Making the most of paper notes

I’ve been drawing a lot more on paper lately, so I should update my Sketching Tools page. It is nice as a way to quickly get my thoughts down without the tiring brightness of the computer screen or the distractions of the Internet. Here’s what I’ve been learning about the differences between drawing on paper and drawing on my computer:

2013-10-28 Drawing on paper versus drawing on my computer

There’s always room to make things better, of course. How can we think on paper more effectively? The mindmap that I’ve been working on gives me a useful overview, letting me see when I’ve accumulated several sketches in a particular area so that I can put them into a blog post. I’ve also figured out how to include the sketches in my review process, thanks to this Flickr metadata downloader (Python). Speech recognition still hasn’t made its way into my toolkit, though…

2013-10-21 How can I think on paper more effectively

Now that I’ve got a decent archive of paper notes, the next challenge is making these easy to search and organize.
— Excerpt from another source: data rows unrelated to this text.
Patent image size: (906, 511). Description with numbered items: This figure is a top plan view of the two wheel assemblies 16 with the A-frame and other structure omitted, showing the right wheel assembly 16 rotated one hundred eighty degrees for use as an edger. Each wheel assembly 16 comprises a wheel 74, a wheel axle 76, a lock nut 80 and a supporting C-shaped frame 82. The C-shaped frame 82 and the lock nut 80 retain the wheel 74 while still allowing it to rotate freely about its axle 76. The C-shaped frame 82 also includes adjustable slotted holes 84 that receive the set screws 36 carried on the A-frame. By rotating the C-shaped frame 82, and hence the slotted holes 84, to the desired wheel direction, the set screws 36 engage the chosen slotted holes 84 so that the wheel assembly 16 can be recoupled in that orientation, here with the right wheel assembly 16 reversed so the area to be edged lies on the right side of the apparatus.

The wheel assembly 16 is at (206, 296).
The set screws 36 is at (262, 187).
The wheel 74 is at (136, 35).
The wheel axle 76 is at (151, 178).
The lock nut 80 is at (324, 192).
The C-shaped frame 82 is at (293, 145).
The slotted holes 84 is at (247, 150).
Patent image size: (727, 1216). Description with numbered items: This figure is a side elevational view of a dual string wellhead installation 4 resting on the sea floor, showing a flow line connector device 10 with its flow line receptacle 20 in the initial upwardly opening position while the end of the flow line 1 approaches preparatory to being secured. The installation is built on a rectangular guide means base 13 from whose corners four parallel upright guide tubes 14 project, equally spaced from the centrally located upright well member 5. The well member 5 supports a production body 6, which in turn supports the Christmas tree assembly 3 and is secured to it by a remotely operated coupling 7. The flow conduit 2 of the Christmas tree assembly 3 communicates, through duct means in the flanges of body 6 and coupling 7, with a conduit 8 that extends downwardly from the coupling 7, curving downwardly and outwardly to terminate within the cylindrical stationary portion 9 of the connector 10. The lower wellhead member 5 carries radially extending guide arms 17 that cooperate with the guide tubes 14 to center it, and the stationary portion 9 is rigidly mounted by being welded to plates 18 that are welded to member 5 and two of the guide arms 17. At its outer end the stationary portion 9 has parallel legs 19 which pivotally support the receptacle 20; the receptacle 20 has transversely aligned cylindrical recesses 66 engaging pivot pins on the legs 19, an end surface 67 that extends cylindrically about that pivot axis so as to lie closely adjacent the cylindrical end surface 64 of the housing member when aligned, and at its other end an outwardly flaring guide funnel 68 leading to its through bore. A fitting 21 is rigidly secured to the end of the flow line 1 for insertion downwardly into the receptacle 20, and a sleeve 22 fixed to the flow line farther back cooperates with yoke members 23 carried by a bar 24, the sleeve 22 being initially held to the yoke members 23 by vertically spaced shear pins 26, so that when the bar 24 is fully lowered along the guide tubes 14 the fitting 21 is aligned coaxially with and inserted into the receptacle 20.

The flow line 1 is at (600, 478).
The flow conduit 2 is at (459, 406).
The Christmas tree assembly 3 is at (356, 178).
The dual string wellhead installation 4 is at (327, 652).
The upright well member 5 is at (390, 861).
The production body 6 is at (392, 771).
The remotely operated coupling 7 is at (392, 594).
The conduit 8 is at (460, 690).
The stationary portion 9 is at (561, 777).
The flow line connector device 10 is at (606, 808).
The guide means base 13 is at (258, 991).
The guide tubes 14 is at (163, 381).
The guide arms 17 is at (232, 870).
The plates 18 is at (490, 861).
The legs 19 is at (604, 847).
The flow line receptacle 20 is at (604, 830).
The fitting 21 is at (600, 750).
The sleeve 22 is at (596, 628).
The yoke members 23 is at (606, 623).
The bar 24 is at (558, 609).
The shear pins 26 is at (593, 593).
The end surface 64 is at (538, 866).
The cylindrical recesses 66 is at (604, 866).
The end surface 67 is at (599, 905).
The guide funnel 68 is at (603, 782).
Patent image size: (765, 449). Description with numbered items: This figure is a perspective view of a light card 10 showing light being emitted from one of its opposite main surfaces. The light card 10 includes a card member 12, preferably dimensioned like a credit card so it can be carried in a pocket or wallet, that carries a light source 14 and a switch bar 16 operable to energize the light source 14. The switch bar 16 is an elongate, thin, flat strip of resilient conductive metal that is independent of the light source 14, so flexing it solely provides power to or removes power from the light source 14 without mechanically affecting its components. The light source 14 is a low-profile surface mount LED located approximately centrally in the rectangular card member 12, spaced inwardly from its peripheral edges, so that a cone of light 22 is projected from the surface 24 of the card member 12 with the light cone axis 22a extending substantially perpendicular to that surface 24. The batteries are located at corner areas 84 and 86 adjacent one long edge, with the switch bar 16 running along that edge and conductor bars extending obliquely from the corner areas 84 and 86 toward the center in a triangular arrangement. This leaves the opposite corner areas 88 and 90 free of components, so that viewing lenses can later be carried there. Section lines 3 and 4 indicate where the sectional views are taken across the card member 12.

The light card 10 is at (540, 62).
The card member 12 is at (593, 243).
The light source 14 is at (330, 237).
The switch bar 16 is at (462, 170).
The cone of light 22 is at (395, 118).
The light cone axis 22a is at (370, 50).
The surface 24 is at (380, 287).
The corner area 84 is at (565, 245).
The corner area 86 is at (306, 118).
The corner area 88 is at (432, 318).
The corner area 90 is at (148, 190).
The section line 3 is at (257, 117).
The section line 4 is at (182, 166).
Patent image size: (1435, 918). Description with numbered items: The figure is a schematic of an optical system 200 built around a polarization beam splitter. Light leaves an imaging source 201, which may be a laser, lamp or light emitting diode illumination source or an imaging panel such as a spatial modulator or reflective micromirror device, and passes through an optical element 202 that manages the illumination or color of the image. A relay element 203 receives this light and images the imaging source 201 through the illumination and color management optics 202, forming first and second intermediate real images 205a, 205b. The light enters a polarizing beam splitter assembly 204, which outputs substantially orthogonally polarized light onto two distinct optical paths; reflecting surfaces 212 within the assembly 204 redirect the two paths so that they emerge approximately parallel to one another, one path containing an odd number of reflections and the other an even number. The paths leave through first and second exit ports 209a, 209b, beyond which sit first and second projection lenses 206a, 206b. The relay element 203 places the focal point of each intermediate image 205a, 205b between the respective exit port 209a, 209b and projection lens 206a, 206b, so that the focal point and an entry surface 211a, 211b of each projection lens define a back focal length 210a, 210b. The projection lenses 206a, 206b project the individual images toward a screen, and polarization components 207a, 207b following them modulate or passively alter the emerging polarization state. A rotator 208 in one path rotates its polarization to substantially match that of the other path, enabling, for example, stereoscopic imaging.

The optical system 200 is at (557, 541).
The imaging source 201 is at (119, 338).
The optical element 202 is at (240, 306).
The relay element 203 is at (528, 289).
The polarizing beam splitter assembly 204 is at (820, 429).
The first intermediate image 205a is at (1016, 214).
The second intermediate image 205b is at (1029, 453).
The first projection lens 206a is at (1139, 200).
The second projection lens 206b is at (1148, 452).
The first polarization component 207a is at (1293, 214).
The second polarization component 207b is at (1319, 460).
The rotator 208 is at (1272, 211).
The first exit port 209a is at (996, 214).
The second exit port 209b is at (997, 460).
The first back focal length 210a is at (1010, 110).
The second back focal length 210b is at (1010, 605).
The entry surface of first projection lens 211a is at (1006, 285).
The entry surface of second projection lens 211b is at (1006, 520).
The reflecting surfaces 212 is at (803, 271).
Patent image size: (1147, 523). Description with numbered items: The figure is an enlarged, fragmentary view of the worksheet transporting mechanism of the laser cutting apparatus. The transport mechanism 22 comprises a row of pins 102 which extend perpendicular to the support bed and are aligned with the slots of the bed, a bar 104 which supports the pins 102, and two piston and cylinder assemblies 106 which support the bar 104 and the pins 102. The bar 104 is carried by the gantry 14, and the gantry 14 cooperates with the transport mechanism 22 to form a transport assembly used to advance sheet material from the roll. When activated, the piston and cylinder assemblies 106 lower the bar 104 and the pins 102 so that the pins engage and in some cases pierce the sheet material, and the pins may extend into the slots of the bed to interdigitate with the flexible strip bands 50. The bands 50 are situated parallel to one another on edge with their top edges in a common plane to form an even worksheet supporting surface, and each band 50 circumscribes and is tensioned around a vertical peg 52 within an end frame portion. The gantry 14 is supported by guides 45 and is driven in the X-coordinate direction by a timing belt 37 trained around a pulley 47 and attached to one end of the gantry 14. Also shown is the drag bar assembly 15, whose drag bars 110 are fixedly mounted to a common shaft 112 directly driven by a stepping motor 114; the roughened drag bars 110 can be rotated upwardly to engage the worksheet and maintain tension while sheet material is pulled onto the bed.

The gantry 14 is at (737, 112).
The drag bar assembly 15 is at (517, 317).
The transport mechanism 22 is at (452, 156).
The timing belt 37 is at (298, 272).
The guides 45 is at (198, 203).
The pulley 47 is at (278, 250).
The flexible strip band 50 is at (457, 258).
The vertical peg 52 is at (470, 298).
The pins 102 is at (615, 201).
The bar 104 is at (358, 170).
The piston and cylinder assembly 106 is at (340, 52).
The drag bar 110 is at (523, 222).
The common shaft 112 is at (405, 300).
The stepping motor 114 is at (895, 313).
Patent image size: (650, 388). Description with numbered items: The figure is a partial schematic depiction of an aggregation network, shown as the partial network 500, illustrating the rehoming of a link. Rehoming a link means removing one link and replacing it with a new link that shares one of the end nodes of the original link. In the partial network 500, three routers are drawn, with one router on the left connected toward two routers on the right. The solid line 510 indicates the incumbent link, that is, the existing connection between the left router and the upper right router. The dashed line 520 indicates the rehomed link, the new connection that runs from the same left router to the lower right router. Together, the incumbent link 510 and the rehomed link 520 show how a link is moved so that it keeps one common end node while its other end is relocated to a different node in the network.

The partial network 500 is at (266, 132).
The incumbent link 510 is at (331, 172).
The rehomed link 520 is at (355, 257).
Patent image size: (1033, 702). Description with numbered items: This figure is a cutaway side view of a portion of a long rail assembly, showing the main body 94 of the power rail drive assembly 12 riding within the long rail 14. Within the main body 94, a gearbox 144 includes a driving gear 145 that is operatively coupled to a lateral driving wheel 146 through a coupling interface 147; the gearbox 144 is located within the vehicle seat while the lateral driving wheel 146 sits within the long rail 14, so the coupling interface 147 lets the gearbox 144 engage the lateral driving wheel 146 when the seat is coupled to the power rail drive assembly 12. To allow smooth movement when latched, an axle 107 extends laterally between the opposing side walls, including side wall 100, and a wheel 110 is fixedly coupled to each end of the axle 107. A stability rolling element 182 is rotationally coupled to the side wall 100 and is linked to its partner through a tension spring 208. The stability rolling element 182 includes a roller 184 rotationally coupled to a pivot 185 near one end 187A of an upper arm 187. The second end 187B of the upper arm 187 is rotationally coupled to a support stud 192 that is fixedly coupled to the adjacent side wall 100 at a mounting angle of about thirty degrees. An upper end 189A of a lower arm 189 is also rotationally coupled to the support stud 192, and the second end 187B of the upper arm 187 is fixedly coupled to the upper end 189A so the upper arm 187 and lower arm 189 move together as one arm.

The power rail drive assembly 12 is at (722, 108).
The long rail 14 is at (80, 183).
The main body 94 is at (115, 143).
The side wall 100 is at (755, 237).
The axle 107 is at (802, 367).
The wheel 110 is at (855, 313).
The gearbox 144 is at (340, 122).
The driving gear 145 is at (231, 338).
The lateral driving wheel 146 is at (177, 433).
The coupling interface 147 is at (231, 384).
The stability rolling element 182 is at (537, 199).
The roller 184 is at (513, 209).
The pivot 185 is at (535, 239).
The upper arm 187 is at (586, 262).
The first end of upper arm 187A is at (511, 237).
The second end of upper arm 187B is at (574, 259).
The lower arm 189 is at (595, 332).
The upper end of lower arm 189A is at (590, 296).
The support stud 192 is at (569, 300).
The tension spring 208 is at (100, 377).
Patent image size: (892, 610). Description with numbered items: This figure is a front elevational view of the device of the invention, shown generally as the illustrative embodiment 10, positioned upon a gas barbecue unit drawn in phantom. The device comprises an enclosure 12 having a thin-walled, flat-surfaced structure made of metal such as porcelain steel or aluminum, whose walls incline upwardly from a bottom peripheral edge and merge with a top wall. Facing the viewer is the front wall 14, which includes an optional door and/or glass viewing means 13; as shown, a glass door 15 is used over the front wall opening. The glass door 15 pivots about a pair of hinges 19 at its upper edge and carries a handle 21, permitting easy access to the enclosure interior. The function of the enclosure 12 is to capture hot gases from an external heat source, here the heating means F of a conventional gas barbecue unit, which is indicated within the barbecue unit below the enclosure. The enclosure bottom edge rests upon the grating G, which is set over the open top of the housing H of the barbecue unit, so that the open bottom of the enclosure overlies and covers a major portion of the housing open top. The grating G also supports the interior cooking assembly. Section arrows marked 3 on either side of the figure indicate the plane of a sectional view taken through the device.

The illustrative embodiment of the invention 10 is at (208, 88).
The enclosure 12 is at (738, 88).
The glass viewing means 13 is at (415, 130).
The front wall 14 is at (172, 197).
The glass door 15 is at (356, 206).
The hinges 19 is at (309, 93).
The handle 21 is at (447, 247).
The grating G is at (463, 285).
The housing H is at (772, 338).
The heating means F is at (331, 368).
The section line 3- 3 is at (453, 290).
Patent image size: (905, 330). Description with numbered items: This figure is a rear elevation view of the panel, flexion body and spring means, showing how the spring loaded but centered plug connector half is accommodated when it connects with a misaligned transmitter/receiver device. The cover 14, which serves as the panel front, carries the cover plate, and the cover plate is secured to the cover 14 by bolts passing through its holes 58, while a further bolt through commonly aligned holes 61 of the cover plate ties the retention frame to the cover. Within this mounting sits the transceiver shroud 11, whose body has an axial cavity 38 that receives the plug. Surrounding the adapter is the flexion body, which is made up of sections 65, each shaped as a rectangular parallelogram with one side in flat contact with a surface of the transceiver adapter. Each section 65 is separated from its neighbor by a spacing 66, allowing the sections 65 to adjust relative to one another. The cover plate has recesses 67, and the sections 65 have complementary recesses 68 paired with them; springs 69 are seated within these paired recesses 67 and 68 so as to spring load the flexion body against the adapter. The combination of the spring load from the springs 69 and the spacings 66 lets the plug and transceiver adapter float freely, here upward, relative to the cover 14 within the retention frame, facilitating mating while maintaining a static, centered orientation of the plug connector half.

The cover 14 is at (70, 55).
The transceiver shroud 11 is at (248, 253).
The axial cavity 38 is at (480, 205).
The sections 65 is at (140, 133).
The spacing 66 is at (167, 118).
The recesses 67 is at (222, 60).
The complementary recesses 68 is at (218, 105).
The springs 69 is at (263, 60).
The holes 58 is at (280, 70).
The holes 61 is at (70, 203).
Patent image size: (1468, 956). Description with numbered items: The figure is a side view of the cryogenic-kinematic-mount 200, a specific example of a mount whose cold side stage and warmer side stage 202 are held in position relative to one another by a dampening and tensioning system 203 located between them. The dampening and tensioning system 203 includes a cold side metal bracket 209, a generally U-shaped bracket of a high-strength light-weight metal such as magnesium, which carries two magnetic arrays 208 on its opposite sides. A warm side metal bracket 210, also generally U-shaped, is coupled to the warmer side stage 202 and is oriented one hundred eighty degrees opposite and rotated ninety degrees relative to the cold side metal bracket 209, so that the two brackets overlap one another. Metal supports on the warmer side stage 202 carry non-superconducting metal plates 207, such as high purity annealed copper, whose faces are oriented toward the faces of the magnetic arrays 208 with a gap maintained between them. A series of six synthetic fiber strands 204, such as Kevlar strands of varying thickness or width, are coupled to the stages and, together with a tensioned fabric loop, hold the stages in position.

I’ve put together some tips for making your paper notes more searchable here:

2013-11-11 Make your paper notes more searchable (low-tech and hi-tech tips)

… and getting them into your computer so that you can organize them along with the rest of your notes.

2013-11-14 Integrating paper and digital notes  

Lately I’ve been using Flickr for sharing and tagging images and Evernote for the occasional hand-written search. Let’s see how this works out…

I’m really curious about how other people manage their paper notes. I’ve been trying to find more details on how Isaac Asimov organized his notes – filing cabinets, apparently, but it would be great to get more detail! Do you have a large paper archive? How do you manage it? Do you know anyone who does this really well?